After his long stint in Trinidad's secondary schools, Feely crossed the Gulf of Paria in 2002 to teach at the Armando Reveron Art School of the Central University and the Instituto Universitario de Artes Plasticas in Caracas. A new interest in installations and social criticism resulted in individual shows at experimental galleries. He also held shows in Dublin and Rome 2004 and 2005, before returning to Trinidad in the same year.For Feely, art is not simply an individualistic exercise. It's a vocation informed by his work with Opus Dei. As a part-time lecturer at Costaatt he has organised outreach projects, which take his students into the wider community–his most recent project a playground mural at Fatima RC Primary, Curepe, designed by students and executed by them and Fatima pupils during the Divali holiday.
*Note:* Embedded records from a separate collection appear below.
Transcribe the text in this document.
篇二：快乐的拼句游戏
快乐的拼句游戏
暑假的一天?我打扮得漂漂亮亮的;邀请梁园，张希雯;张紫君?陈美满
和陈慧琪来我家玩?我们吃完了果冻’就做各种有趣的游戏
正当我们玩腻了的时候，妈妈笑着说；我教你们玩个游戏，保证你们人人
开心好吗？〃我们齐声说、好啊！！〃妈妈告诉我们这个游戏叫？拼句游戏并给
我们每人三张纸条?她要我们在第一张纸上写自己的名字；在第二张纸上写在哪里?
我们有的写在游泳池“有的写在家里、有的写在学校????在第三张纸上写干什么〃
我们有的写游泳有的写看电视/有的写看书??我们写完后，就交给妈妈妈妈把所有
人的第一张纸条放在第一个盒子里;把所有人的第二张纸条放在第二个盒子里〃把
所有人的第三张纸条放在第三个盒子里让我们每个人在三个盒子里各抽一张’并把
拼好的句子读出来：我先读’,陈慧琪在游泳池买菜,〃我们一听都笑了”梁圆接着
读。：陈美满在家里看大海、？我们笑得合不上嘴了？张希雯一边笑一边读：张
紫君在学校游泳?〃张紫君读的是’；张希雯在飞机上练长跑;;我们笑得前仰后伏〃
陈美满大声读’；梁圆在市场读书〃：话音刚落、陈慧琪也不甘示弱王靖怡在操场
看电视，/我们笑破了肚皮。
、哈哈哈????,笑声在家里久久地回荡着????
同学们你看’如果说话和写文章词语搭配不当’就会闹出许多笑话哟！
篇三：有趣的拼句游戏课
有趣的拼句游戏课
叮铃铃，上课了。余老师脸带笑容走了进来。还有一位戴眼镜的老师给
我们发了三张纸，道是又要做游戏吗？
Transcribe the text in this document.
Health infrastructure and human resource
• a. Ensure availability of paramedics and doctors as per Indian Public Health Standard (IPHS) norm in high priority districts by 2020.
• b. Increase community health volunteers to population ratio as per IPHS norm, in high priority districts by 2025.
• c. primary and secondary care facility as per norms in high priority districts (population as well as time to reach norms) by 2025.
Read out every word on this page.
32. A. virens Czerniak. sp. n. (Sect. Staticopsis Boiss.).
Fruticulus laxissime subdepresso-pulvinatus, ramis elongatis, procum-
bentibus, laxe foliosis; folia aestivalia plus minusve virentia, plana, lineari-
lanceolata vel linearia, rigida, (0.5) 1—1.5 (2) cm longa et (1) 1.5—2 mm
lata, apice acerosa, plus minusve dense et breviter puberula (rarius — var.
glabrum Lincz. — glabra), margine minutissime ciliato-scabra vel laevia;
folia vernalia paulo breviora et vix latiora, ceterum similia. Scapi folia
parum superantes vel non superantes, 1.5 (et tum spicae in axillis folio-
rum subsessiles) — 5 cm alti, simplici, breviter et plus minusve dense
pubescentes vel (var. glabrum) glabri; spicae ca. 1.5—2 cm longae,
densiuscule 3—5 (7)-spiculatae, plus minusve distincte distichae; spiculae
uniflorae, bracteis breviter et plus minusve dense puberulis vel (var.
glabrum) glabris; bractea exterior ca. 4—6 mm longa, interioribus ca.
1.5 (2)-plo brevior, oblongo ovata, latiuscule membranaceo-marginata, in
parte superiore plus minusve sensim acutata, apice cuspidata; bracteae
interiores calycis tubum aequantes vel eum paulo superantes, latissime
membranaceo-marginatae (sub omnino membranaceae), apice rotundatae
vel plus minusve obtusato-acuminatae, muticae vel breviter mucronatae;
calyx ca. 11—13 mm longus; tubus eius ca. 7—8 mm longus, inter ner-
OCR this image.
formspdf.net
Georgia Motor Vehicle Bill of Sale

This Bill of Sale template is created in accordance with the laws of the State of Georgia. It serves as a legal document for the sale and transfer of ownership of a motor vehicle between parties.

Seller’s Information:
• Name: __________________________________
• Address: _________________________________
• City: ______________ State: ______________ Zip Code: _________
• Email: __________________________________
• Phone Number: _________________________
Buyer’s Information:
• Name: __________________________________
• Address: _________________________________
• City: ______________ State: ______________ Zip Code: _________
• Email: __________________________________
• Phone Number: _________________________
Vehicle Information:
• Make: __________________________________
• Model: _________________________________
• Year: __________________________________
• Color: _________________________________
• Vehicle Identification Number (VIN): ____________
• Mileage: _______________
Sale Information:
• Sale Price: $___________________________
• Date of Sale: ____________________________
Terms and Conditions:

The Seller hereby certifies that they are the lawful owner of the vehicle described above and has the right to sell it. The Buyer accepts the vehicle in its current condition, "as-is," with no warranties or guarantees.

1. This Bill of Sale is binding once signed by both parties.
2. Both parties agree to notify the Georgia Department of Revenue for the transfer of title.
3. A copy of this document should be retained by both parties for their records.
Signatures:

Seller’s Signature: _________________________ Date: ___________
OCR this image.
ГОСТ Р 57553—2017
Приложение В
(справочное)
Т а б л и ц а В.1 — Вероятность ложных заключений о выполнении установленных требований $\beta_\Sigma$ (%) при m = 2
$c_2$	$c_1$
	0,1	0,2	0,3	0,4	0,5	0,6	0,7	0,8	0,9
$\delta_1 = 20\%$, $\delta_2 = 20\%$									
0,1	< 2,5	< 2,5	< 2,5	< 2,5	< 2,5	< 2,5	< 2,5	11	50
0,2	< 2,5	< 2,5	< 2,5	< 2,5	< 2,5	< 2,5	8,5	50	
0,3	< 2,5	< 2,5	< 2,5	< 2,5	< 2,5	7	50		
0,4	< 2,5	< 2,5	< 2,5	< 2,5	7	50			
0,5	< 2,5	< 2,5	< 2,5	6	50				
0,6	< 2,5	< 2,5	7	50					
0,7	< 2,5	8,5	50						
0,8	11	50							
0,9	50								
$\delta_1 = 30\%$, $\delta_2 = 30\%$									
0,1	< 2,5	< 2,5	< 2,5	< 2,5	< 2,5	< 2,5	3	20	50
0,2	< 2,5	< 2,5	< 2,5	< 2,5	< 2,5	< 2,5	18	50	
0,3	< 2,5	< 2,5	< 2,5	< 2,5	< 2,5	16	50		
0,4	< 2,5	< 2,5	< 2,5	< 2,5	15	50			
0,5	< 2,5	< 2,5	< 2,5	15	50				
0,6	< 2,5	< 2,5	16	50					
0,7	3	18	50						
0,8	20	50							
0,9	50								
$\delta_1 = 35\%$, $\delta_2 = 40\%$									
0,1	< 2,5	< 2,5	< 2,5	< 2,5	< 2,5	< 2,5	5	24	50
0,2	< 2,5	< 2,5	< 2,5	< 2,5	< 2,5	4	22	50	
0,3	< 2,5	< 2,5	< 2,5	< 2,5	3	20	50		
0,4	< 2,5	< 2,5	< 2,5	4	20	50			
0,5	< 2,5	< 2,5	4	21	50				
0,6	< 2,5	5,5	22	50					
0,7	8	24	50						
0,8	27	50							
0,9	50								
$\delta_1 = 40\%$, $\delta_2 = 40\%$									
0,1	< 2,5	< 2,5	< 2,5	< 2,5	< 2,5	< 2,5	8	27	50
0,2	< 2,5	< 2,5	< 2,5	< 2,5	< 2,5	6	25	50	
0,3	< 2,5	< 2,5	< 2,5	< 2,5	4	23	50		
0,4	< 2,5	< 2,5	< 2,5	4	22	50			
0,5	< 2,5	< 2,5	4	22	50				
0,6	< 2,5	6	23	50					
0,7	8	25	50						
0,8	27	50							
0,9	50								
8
With projects like this, art not only develops drawing, design and painting skills, but maybe even more importantly a sense of group and social responsibility. This is transformative art, both functional and creative.
To experience Feely's personal transformative art, check out Inscapes, which runs from December 3 - 12 at the 101 Art Gallery, 84 Woodford Street, PoS. There are previews on November 29 from 4-8 pm and November 30 from 10 am - 2 pm.